In the present paper, using 2D PIC simulations, the dynamics of externally injected electron bunches traveling in a QPM-LWFA are studied. The energy spectra exhibit quasi-monoenergetic peaks with energy spreads which depend on the initial energy of the electron beam. At higher initial energy, some portions of the bunch remain in phase with the longitudinal components of the wakefield over a longer distance and the energy spread is lower. Moreover, increasing the initial energy of the electron beam can impede the scattering of the bunch. In our simulations, the emittance growth for the higher initial energy is 7 times of magnitude larger than for the lower initial bunch energy. Higher pulse power can increase the maximum energy gain, but it increases the final transverse emittance of the bunch, \(\epsilon _{\rm {N},x}\), as well. For bunches with larger transverse diameters, the stronger transverse wakefield felt at higher radial positions, together with the larger variance of the radial coordinate, leads to an increase in \(\epsilon _{\rm {N},x}\).
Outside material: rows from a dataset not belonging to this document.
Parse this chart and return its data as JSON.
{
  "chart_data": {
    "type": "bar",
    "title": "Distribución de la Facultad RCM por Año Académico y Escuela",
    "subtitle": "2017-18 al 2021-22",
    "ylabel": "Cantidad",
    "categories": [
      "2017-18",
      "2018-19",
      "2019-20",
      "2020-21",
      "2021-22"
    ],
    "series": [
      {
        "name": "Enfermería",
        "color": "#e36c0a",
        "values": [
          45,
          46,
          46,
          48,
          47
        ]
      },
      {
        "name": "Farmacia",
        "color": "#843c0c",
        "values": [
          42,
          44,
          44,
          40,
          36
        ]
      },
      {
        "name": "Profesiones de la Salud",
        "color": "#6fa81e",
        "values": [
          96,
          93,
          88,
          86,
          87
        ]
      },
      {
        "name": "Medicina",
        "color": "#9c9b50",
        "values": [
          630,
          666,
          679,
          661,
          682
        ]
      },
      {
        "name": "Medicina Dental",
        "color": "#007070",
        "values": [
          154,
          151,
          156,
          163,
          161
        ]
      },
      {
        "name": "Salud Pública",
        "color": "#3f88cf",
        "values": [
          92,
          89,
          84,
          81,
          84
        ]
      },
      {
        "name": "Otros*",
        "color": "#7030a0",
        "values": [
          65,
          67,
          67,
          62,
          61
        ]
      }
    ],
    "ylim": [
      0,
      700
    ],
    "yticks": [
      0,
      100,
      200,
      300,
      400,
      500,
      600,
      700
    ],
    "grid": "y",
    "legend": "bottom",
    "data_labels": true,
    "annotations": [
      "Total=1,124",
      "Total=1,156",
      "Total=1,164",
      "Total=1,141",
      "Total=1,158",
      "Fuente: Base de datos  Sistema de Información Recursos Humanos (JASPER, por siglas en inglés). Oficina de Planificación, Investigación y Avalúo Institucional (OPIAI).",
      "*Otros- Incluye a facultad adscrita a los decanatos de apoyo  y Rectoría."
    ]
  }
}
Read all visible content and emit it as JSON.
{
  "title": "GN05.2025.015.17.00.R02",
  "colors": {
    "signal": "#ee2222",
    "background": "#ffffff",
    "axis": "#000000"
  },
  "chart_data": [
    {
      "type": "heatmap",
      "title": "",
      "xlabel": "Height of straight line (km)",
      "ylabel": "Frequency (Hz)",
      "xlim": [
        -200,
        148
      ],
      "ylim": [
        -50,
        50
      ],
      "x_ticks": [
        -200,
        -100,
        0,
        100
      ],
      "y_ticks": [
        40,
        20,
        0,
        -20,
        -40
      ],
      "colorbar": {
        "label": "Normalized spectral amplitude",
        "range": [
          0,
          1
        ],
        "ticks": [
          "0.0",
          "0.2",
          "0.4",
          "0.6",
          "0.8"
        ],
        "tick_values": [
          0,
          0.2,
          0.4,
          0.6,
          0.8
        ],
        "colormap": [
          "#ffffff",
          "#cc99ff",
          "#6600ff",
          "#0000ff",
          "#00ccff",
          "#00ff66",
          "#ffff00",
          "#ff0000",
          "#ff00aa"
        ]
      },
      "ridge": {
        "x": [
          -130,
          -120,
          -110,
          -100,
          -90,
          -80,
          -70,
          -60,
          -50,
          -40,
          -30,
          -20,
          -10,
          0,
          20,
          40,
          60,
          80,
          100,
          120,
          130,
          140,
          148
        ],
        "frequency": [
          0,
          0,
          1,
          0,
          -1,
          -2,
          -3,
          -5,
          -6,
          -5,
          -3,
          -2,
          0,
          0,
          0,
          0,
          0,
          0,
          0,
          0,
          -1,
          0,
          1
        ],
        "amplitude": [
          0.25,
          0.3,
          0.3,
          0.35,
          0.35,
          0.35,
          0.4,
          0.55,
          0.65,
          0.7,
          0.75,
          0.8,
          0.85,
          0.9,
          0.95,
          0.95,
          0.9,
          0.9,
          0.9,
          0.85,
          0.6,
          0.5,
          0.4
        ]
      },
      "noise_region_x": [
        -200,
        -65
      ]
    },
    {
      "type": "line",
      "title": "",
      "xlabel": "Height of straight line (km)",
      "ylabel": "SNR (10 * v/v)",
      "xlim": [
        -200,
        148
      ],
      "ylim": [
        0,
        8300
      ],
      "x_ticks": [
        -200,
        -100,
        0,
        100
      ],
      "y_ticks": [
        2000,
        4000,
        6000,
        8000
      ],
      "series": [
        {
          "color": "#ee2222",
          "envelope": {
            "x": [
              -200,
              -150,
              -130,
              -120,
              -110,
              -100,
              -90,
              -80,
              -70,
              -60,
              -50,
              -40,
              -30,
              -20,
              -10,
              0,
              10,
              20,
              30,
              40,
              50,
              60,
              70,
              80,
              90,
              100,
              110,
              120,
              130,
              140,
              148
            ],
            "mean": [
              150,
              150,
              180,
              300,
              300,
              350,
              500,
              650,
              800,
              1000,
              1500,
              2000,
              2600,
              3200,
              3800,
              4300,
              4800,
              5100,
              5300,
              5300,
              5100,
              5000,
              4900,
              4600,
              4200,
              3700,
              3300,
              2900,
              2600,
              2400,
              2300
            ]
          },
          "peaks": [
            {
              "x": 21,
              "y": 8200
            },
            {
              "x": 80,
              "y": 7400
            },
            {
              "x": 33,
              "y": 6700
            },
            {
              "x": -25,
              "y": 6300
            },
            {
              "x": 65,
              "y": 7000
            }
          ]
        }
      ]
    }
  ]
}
Therefore, injection of a bunch with lower diameter can improve the bunch emittance. Increasing the beam density results in improved collimation of the electrons due to the favorable effect of beam loading on the transverse component of the wakefield. The defocusing of the electrons can be mitigated by using the proper bunch density.

Methods

Particle-in-cell simulations

Simulation results shown in the paper were performed with the particle-in-cell code OSIRIS43. We consider the linear regime of electron acceleration. A 30 fs (FWHM), 0.8 \(\upmu \)m, 0.5 TW laser pulse with a sine-squared temporal profile and a Gaussian transverse profile is focused into a waist radius of \(w_0=15\,\upmu \hbox {m}\). The magnitude of the normalized vector potential is \(a_{0} = 0.25\). The target plasma density was ramped up over 200 \(\upmu \)m. After the initial ramp, the plasma density followed corrugated channel (Eq. 1). The values of the parameters for the density profile are \(n_{\rm {p0}}=7 \times 10^{18}\,\mathrm {cm}^{-3}\), \(\delta =0.04\), and \(\lambda _{\rm {m}}=5\,\hbox {mm}\). The parameters of the electron beam are: \(\sigma _{x}=4\,\mu \hbox {m}\) and \(\sigma _{z}=8\,\upmu \hbox {m}\), and \(n_{\rm {b0}}=3.5 \times 10^{16}\,\mathrm {cm}^{-3}\), where \(n_{b0}\) is the electron beam peak density. The total electron charge is about 11 pC and it is initially located \(200\,\upmu \hbox {m}\) behind the peak of the laser pulse, coinciding with the peak of the moving envelope of the \(n=-1\) spatial harmonic. The initial energy of the electrons is 14.8 MeV. The simulation window moves at the speed of light (c) along the direction of propagation and has dimensions of 438 \(\upmu \)m \(\times \) 77 \(\upmu \)m. The number of grid points is 16384 \(\times \) 512. Four macro-particles per cell are considered for the plasma and 9 macro-particles for the beam. Absorbing boundaries for the laser field and all of the particle species are defined around the simulation box.